Here is the expectation:

See this method: https://github.com/Cloud-CV/EvalAI/blob/da7e0680c11a8e60c335c821902211a06ed581de/apps/challenges/aws_utils.py#L1361C1-L1475C15

Now, if you have delete infra, and suppose it starts with deletion of IAM, followed by deletion of EFS, here is what you would write:

@app.task
def destroy_eks_cluster(challenge):
    """
    Destroy EKS cluster. Starts with deletion of EKS and Nodegroup roles, and relays to deletion of EFS.

    Arguments:
        instance {<class 'django.db.models.query.QuerySet'>} -- instance of the model calling the post hook
    """
    from .models import ChallengeEvaluationCluster
    from .serializers import ChallengeEvaluationClusterSerializer
    from .utils import get_aws_credentials_for_challenge

    for obj in serializers.deserialize("json", challenge):
        challenge_obj = obj.object
    challenge_aws_keys = get_aws_credentials_for_challenge(challenge_obj.pk)
    client = get_boto3_client("iam", challenge_aws_keys)
    eks_role_arn = ...
    try:    
        <LOGIC FOR EKS CLUSTER ROLE DELETION>
    except ClientError as e:
        logger.exception(e)
        return
    waiter = client.get_waiter("role_deleted") # TODO: Find correct argument
    waiter.wait(<TODO>)

    node_group_role_name = "evalai-code-upload-nodegroup-role-{}".format(
        environment_suffix
    )
    node_group_arn_role = ...
    try:    
        <LOGIC FOR EKS NODEGROUP ROLE DELETION>
    except ClientError as e:
        logger.exception(e)
        return
    waiter = client.get_waiter("role_exists")
    waiter.wait(RoleName=node_group_role_name)

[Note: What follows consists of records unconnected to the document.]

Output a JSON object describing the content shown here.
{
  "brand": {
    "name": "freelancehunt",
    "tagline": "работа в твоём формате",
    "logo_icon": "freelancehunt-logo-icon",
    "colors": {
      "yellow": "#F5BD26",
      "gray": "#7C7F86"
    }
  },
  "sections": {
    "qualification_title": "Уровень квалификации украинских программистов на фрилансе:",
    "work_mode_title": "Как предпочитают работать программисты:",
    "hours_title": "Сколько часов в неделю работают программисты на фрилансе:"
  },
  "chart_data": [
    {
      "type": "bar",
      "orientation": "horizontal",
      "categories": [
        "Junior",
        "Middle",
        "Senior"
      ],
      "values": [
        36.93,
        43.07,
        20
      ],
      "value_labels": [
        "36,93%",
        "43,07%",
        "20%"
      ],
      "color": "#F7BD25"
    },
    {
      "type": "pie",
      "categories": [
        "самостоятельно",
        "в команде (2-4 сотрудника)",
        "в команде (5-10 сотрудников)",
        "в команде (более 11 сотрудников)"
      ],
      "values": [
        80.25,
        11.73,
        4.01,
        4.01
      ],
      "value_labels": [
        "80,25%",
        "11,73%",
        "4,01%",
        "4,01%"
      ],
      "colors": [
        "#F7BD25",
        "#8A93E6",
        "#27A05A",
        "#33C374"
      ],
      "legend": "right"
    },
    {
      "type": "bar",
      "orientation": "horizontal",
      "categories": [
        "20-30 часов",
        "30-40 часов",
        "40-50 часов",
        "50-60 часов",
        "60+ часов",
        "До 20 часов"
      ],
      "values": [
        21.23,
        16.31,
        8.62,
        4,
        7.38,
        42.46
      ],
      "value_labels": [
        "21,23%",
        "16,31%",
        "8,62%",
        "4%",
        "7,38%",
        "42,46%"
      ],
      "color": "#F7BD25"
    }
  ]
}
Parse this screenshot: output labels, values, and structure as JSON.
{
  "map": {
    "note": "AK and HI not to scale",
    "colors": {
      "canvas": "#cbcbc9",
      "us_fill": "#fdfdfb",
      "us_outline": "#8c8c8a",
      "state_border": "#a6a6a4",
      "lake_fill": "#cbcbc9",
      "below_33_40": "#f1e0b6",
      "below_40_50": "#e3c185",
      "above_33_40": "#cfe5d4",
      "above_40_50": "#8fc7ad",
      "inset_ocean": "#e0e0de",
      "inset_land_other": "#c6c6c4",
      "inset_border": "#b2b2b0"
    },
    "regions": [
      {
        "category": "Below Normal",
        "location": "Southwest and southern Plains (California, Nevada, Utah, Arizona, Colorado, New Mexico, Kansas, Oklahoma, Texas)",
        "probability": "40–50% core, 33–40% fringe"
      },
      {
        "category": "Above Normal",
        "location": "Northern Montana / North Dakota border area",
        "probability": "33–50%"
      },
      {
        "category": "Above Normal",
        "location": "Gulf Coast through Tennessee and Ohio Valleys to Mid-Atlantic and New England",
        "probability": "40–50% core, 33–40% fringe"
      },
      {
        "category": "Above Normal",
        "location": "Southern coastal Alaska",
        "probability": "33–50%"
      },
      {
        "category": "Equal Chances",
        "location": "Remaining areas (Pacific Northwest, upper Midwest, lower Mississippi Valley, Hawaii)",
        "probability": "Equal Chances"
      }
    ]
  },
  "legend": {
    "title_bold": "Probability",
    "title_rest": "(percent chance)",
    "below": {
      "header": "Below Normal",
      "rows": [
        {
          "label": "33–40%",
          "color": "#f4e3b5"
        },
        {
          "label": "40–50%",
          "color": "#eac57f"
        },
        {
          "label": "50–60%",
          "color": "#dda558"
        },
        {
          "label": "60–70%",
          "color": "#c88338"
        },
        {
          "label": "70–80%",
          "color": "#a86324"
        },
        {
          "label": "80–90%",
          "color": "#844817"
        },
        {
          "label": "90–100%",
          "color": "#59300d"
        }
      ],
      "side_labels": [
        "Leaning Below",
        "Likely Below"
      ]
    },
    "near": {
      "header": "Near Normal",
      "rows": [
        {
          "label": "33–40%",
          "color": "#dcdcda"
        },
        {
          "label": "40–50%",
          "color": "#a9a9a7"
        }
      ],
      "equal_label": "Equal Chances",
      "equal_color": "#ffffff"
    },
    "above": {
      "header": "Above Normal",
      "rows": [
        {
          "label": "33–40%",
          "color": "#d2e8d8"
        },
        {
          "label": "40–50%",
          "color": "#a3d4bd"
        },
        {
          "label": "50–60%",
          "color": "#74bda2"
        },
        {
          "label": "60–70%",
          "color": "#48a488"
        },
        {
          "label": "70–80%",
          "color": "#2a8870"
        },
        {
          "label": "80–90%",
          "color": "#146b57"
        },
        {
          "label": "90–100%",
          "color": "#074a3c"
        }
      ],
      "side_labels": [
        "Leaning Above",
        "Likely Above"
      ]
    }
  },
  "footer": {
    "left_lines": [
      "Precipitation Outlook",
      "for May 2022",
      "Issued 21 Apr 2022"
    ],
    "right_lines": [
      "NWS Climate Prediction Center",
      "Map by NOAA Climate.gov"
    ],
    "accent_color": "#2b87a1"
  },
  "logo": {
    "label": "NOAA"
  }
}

    # Delete custom ECR all access policy and attach to node_group_role
    ecr_all_access_policy_arn = ...
    try:
        <LOGIC TO DELETE CUSTOM ECR ALL ACCESS POLICY>
    except ClientError as e:
        logger.exception(e)
        return
   # Remove these details from the evaluation cluster on backend
    try:
        challenge_evaluation_cluster = ChallengeEvaluationCluster.objects.get(
            challenge=challenge_obj
        )
        serializer = ChallengeEvaluationClusterSerializer(
            challenge_evaluation_cluster,
            data={
                "eks_arn_role": '',
                "node_group_arn_role": '',
                "ecr_all_access_policy_arn": '',
            },
            partial=True,
        )
        if serializer.is_valid():
            serializer.save()
        # Delete efs
        delete_efs.delay(challenge)
    except Exception as e:
        logger.exception(e)
        return